Pedro conta que o espetáculo une palhaçaria e performance, junto com o teatro. “Tem um lugar híbrido que eu adoro. A base do jogo do palhaço é com o público. Então, é um espetáculo de franca comunicação, muito engraçado e também provocador, de muita empatia. O sucesso dele vem daí”.

O diretor conheceu o trabalho da Rafa num outro espetáculo, em que ela dublava a música Toxic, da Britney Spears. “Terminou e eu falei, quero fazer um espetáculo com você. Fiz este projeto por ter visto uma artista extraordinária.
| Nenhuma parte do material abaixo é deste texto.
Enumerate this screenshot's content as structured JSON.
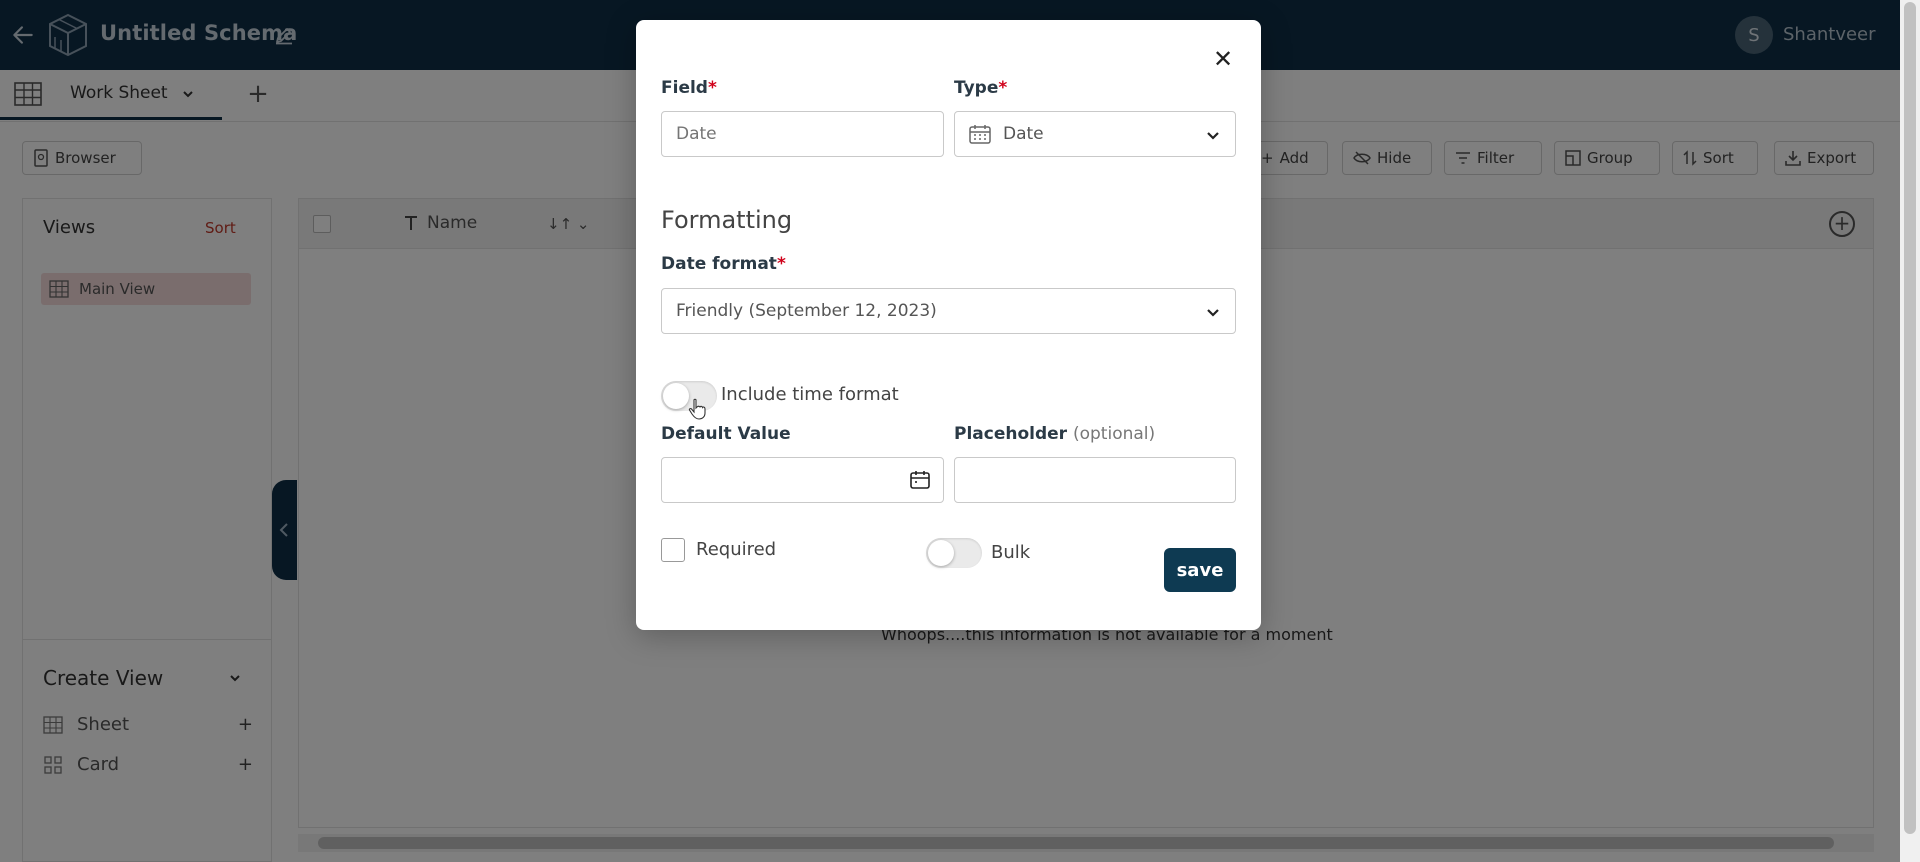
{
  "header": {
    "schema_title": "Untitled Schema",
    "avatar_initial": "S",
    "username": "Shantveer"
  },
  "tabs": {
    "active_label": "Work Sheet"
  },
  "toolbar": {
    "browser_label": "Browser",
    "add_label": "Add",
    "hide_label": "Hide",
    "filter_label": "Filter",
    "group_label": "Group",
    "sort_label": "Sort",
    "export_label": "Export"
  },
  "sidebar": {
    "views_title": "Views",
    "views_sort": "Sort",
    "main_view": "Main View",
    "create_view_title": "Create View",
    "create_items": [
      "Sheet",
      "Card"
    ]
  },
  "grid": {
    "name_column": "Name",
    "empty_message": "Whoops....this information is not available for a moment"
  },
  "modal": {
    "field_label": "Field",
    "field_placeholder": "Date",
    "type_label": "Type",
    "type_value": "Date",
    "formatting_title": "Formatting",
    "date_format_label": "Date format",
    "date_format_value": "Friendly (September 12, 2023)",
    "include_time_label": "Include time format",
    "include_time_on": false,
    "default_value_label": "Default Value",
    "placeholder_label": "Placeholder",
    "placeholder_optional": "(optional)",
    "required_label": "Required",
    "bulk_label": "Bulk",
    "bulk_on": false,
    "save_label": "save",
    "required_asterisk": "*"
  },
  "colors": {
    "header_bg": "#0e2f47",
    "accent": "#0e3a52",
    "required_red": "#d0021b"
  }
}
Ela não é só uma comediante, ela é também palhaça”.

A palhaça Fran: saiba mais sobre Rafaela Azevedo

Idealizadora, intérprete, codiretora e codramaturga do espetáculo King Kong Fran, Rafaela Azevedo foi indicada ao Prêmio do Humor como Melhor Performance, Melhor Espetáculo e Melhor Direção. A artista também é idealizadora e intérprete do espetáculo de palhaçaria Fran World Tour – eu só preciso ser amada.

Estreou no Brasil em 2018 e em 2019 circulou em âmbito nacional e internacional – esteve na Itália e na Alemanha. Participou dos principais festivais de palhaçaria feminina do Brasil: Esse Monte de Mulher Palhaça em 2018, Encontro Internacional de Mulheres Palhaças de São Paulo em 2019. Integrou a programação do Festival Internacional de Mulheres nas Artes Cênicas / Rede Internacional de Mulheres – THE MAGDALENA PROJECT em 2015 e 2018.
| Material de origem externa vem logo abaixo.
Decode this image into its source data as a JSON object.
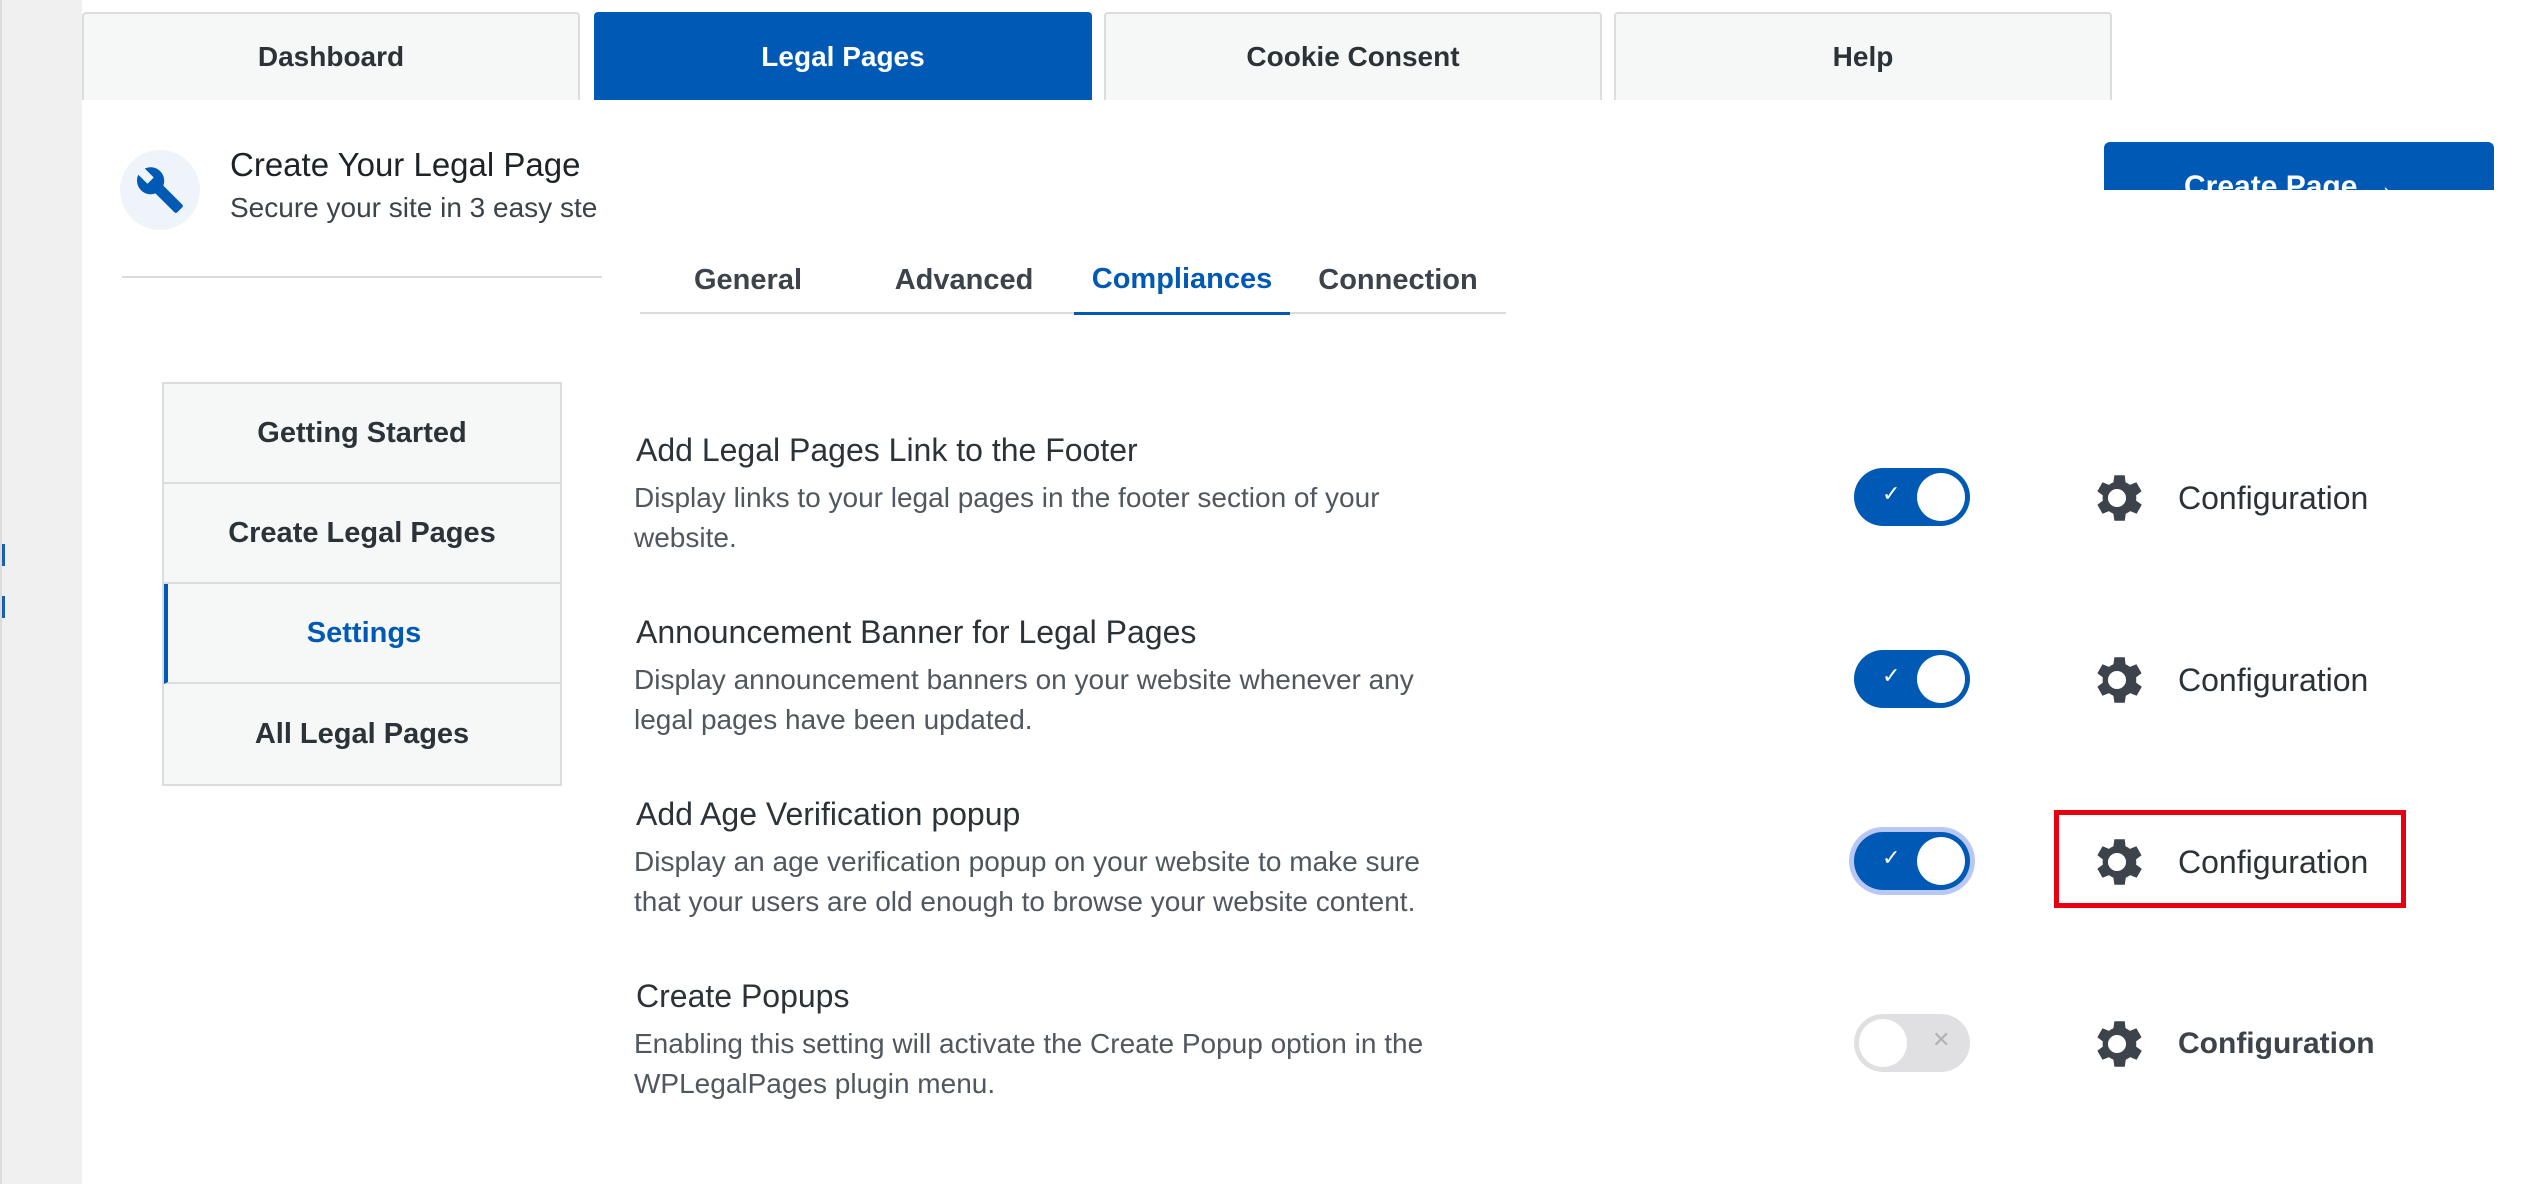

Assina a direção, ao lado de Pedroca Monteiro, do espetáculo musical cômico Canções para Matrimônio, de Ingrid Gaigher e direção do show Kitch Completo, da artista Natascha Falcão. É idealizadora e diretora do Laboratório Estado de Palhaça e Palhaço, escola online que difunde a técnica da palhaçaria.

Formada pela Casa das Artes de Laranjeiras em 2011, Rafaela iniciou sua carreira em 2012 como integrante do Grupo Teatral Moitará, referência no Brasil sobre pesquisa de linguagem da máscara teatral. Participou do Polo Carioca de Circo, coordenado pelo Grupo Off-Sina, no estudo da palhaçaria sob a perspectiva de diferentes profissionais renomados na área, como Ricardo Puccetti, Lily Curcio, Ésio Magalhães.

Estudou e trabalhou com Enrico Bonavera (Piccolo Teatro de Milão, Itália) mestre e expoente da Commedia Dell’Arte; Donato Sartori e Paola Piizzi (Centro Máscara e Estrutura Gestual, Itália) referência na pesquisa e confecção da máscara teatral; Lina Della Rocca (Teatro Ridotto, Itália) atriz, diretora e pedagoga integrante do grupo internacional de pesquisa Ponte dos Ventos, dirigido por Iben Nagel Rasmussen, e que integra outro importante grupo de teatro, o Odin Teatret, de Eugenio Barba.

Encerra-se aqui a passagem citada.